Sunday, March 17, 2013

Saint Patrick Returns - Belfast 1973

Our Jimmy, James Young, Belfast, Northern Ireland, Ulster Troubles, St Patrick's Day
Many posts ago I made reference to legendary Ulster comedian James Young and how the last years of his professional career in the early Seventies were spent performing in small audience venues across Northern Ireland - ranging from the loyalist Shankill Road to Derry's republican Bogside and with the exact same repertoire in tow. This was due to the May 1971 closure of his Group Theatre in light of the scale of the Troubles and the then fatal dangers of Belfast after dark. Indeed many television documentaries and news analysis of the early Troubles use one particular piece of colour footage of a car bomb explosion in Ormeau Avenue on Bloody Friday - close to the theatre in Bedford Street - in a generic fashion.

The ninth and last James Young album to be released in his lifetime was 1973's The Young Ulsterman - recorded at the Group on one solitary night alone when it was briefly reopened for this purpose. Young's repertoire was the usual mix of fast paced comedy, political satire and thought-provoking pathos. The standard introduction touched base with the realities of a Belfast at war and how his wee street, home city and broader society had changed beyond recognition for both him and his mammy.

It ended with a moving call for reflection and friendliness after five years of political turmoil and terrorism which had defiled the physical beauty of the North of Ireland - and its shared folk culture - and threw the Ulster working classes at each other's throats. Indeed Young's final single release in July 1971 on Emerald Records - the month preceding the introduction of internment which pushed Northern Ireland over from barely contained civil disorder into qualified civil war - had been God Bless The Working Man backed with I Believe In Ulster.

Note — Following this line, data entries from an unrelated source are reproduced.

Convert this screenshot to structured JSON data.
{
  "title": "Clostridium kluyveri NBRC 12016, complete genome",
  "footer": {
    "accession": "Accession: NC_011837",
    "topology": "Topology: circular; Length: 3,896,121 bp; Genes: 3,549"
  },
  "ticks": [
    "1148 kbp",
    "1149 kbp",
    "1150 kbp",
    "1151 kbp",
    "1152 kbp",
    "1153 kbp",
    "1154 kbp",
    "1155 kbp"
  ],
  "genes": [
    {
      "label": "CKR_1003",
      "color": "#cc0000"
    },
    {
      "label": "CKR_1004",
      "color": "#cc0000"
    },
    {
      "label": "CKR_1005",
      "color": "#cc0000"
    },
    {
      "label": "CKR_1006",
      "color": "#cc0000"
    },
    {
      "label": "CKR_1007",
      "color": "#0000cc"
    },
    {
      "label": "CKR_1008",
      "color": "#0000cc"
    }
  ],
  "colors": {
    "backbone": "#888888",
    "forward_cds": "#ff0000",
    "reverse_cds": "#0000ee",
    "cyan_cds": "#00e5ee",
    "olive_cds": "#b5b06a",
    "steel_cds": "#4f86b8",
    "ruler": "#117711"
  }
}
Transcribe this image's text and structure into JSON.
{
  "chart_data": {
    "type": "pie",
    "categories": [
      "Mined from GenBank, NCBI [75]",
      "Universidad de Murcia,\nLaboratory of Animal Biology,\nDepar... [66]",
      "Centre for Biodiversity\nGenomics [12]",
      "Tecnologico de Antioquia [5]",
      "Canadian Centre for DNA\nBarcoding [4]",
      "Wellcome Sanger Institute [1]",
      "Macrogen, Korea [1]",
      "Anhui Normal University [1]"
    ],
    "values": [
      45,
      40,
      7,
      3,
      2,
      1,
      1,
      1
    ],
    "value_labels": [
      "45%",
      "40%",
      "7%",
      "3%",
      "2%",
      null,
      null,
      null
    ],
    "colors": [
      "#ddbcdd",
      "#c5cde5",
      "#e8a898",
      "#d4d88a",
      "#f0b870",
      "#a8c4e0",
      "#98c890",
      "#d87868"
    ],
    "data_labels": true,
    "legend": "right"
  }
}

Saint Patrick Returns on The Young Ulsterman album was also portrayed dramatically during his Saturday Night BBC television series of October 1972 to March 1974. The patron saint's return trip to his beloved Ireland turns out to be not a happy one despite his anticipation at seeing all his favorite people again like Danny Boy and Kitty of Killarney. After being brusquely hassled by the security forces at every turn in the hunt for guns and explosives - and ending up in the middle of a Protestant counter-demonstration against a Catholic civil rights march which he had initially assumed was nothing more than a Welcome Home celebration - Patrick decides that his legacy stands for naught and that it was obviously time to recommence his Christian mission on the island.

So in honour of this very special Feast Day - and in memory too of a lone figure who in the midst of Ulster's darkest times at least tried to replicate the Christian message of consideration for one's fellow man through comedy and satire - here is The History Lesson from that last ever night of tears and laughter at the Group Theatre Belfast. The author is unknown.

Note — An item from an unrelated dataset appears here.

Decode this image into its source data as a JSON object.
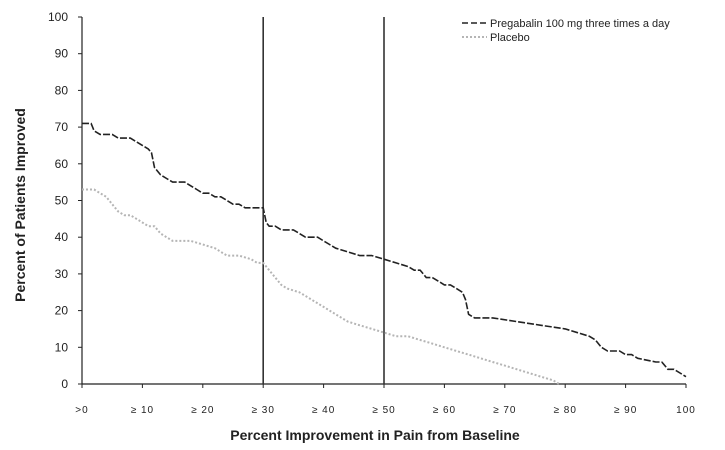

The following year - on Tuesday 9th July 1974 - the hearse carrying the body of James Young would pause outside the theatre on Bedford Street on the journey from his home in Ballyhalbert on County Down's Ards peninsula to the crematorium at Roselawn where George Best's grave lies today.

The plaque outside the Group Theatre as unveiled in 1999 noted: The citizens of Belfast gratefully acknowledge the contribution made by Ulster comedian James Young (1918-1974) to the life and humour of the city. He regarded the Group Theatre as his home throughout the 1960s and 1970s.

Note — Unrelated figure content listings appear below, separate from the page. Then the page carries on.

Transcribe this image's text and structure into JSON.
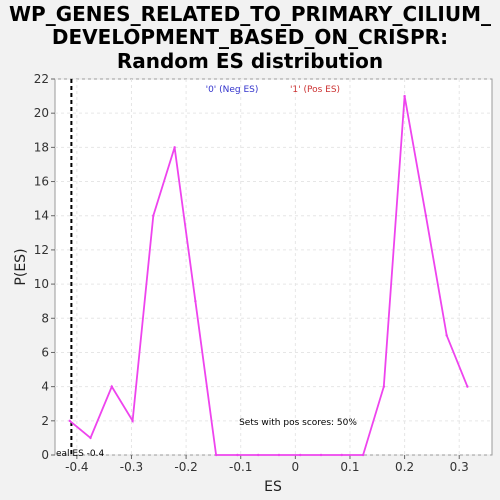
{
  "chart_data": {
    "type": "line",
    "title_lines": [
      "WP_GENES_RELATED_TO_PRIMARY_CILIUM_",
      "DEVELOPMENT_BASED_ON_CRISPR:",
      "Random ES distribution"
    ],
    "xlabel": "ES",
    "ylabel": "P(ES)",
    "xlim": [
      -0.44,
      0.36
    ],
    "ylim": [
      0,
      22
    ],
    "x_ticks": [
      -0.4,
      -0.3,
      -0.2,
      -0.1,
      0.0,
      0.1,
      0.2,
      0.3
    ],
    "x_tick_labels": [
      "-0.4",
      "-0.3",
      "-0.2",
      "-0.1",
      "0",
      "0.1",
      "0.2",
      "0.3"
    ],
    "y_ticks": [
      0,
      2,
      4,
      6,
      8,
      10,
      12,
      14,
      16,
      18,
      20,
      22
    ],
    "y_tick_labels": [
      "0",
      "2",
      "4",
      "6",
      "8",
      "10",
      "12",
      "14",
      "16",
      "18",
      "20",
      "22"
    ],
    "grid": true,
    "legend": [
      {
        "label": "'0' (Neg ES)",
        "color": "#3333cc"
      },
      {
        "label": "'1' (Pos ES)",
        "color": "#cc3333"
      }
    ],
    "series": [
      {
        "color": "#ee44ee",
        "x": [
          -0.413,
          -0.375,
          -0.336,
          -0.298,
          -0.26,
          -0.221,
          -0.183,
          -0.145,
          -0.106,
          -0.068,
          -0.03,
          0.009,
          0.047,
          0.085,
          0.124,
          0.162,
          0.2,
          0.239,
          0.277,
          0.315
        ],
        "y": [
          2,
          1,
          4,
          2,
          14,
          18,
          9,
          0,
          0,
          0,
          0,
          0,
          0,
          0,
          0,
          4,
          21,
          14,
          7,
          4
        ]
      }
    ],
    "real_es": {
      "x": -0.41,
      "label": "eal ES -0.4"
    },
    "annotation": "Sets with pos scores: 50%"
  }
}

God bless Our Jimmy and God bless the Working Man alike - may both parties rest in peace:

A Dutchman called Prince William, and an Englishman King James, fell out and started feuding and calling other names.


It was for the throne of England but, for reasons not quite clear, they came across to Ireland to do their fighting here.


They had Sarsfield, they had Schomberg, there was horse and foot and guns and they landed up in Carrick with 1000 Lambeg drums.


They had lots of Dutch and Frenchmen and battlions and platoons of Russians and of Prussians and Bulgarian Dragoons.


And they politely asked the Irish if they'd like to come and join and the whole affair was settled at the Battle of the Boyne.


Then William went to London and James went off to France and the whole kaboosh left Ireland without a backward glance.


And the poor abandoned Irish said goodbye to King and Prince...and went on with the fighting and they've been at it ever since!